Cette impression est
renforcée par un document de 1758, qui, au sujet d'un plan
que le graveur Joubert aurait exécuté mais que nous
ne connaissons pas, indique un paiement pour :
" six
cent[s] plans ou vues de la ville de Lion qu'il a fait et
fourni de l'ordre du consulat, lesquels plans ou vues ont
été déposés aux archives de
cette ville, pour être présentés
suivant l'usage à M.M. les Prévots des marchands
entrant en charge "(6).
Le désir du consulat
de voir sa ville reconnue par l'image semble avoir été
comblé puisque, dès le milieu du XVIIe siècle,
le plan de Lyon figure dans les atlas de villes élaborés
à l'extérieur. C'est le cas avec celui dessiné
par Kaspar Mérian (1627-1686) pour la Topographia Galliae
Sive Descriptio [...] publiée par Martin Zeller à
Francfort en 1655 ou de la carte de Lyon, ville très considérable
du royaume de France que publie à Paris en 1700 le géographe
Nicolas de Fer. Plus tard, le plan de Delamonce
(1701) prendra place dans l'atlas géographique contenant
les cartes des Provinces et Généralités
d'Orléans, Tours [...] et du Lyonnais, tome IX
de la collection du sieur Beaurain, géographe ordinaire du
Roy, quai des Augustins au coin de la rue Pavée, Paris, 1740(7).
À la fin du XVIIe
siècle seulement, la réalisation d'un plan apparaît
liée à la publication d'un ouvrage historique, éloge
de l'ancienne cité. Le plan constitue alors la " preuve "

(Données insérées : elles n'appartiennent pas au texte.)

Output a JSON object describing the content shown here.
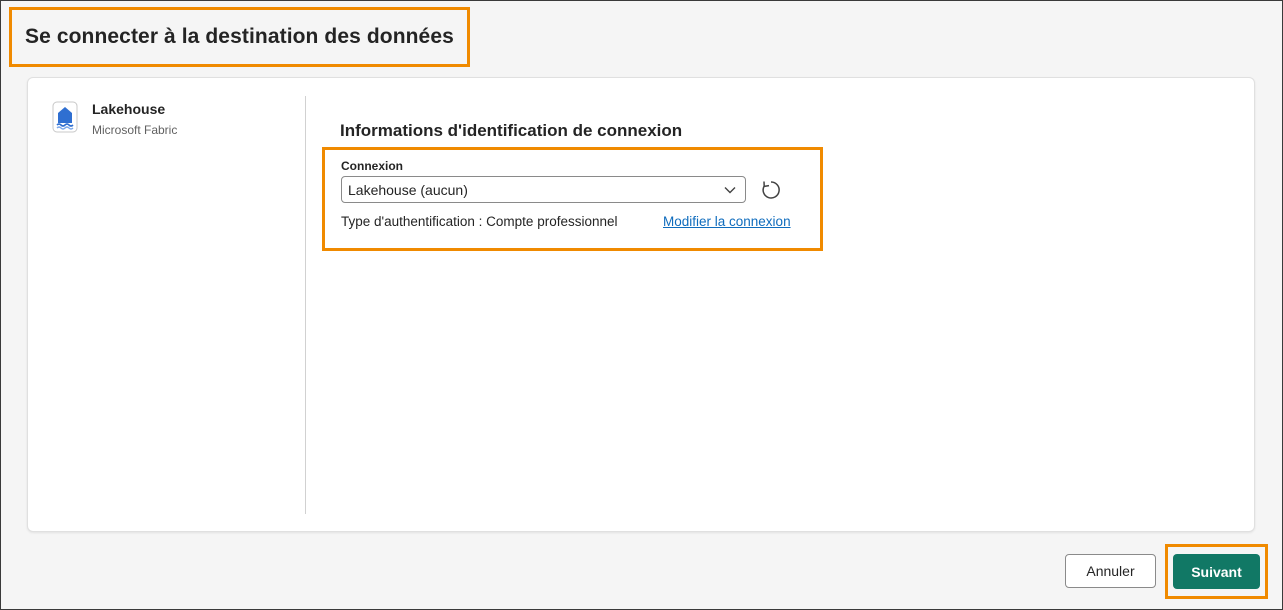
{
  "header": {
    "title": "Se connecter à la destination des données"
  },
  "sidebar": {
    "items": [
      {
        "name": "Lakehouse",
        "subtitle": "Microsoft Fabric",
        "icon": "lakehouse-icon"
      }
    ]
  },
  "main": {
    "section_title": "Informations d'identification de connexion",
    "connection": {
      "label": "Connexion",
      "selected_value": "Lakehouse (aucun)",
      "auth_text": "Type d'authentification : Compte professionnel",
      "modify_link": "Modifier la connexion"
    }
  },
  "footer": {
    "cancel_label": "Annuler",
    "next_label": "Suivant"
  },
  "colors": {
    "accent_highlight": "#f08a00",
    "primary_button": "#117865",
    "link": "#0f6cbd",
    "icon_blue": "#2f6fd1"
  }
}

de l'histoire. C'est précisément le rôle dévolu
à l'intéressante réédition du Plan
scénographique associée à la publication
du père Ménestrier, Histoire civile et consulaire
de la ville de Lyon [...] avec la carte de la ville de Lyon
comme elle étoit il y a environ deux siècles,
chez Jean-Baptiste et Nicolas de Ville, rue Mercière,Àla
Science, en 1696. Gérard Bruyère
a déjà exposé l'intérêt de cette
réédition du premier plan gravé du XVIe
siècle(8). Nous insisterons seulement
sur la signification " archéologique " de ce document
qui suit de peu la réédition du plan de Maupin en
1694, indiquant peut-être une sorte de concurrence. Cette
impression se renforce si l'on considère la publication par
Delamonce du Plan de Lion ancienne colonie des Romains, qui était
sous leur Empire une des plus célèbres villes de Gaule
/ elle est à présent la Seconde ville du Royaume de
France, capitale du Lionnois, etc. selon la lettre du plan,
sur lequel figurent pour la première fois des vestiges archéologiques ;
il est encore à la gloire de la ville, mais cette fois, c'est
l'histoire ancienne qui est convoquée. Gérard
Bruyère avance l'idée que ce plan était destiné
au second volume, resté manuscrit, de l'Histoire civile
et consulaire du père Ménestrier(9).
La même association
entre plan et ouvrage imprimé se réalise pour le plan
de Bouchet, Lion, seconde ville du roîaume de France, capitale
des provinces du Lionnois, Forez et Beaujollois gravé
pour l'Histoire abrégée ou Éloge historique
de la ville de Lyon, publié en 1711, chez Jean-Baptiste
Girin, par Claude Brossette. Texte et image assurent encore ensemble
la célébration de la cité toujours fondée
sur l'histoire.
Un peu différente
de cette démarche est la publication du plan de Jacquemin
en 1747 (planche 10.1.), joint à l’Almanach de Lyon
de la même année, repris en 1760 dans l'ouvrage de
l'abbé Pernetty, Tableau de la ville de Lyon, ouvrage
d'un genre nouveau puisqu'il s'agit d'un guide de la ville pour
lequel le plan apporte des indications topographiques précises.
Nous sommes au moment où, la célébration étant
un peu oubliée, on s'intéresse à la ville pour
elle-même, pour ses monuments et ses transformations urbanistiques.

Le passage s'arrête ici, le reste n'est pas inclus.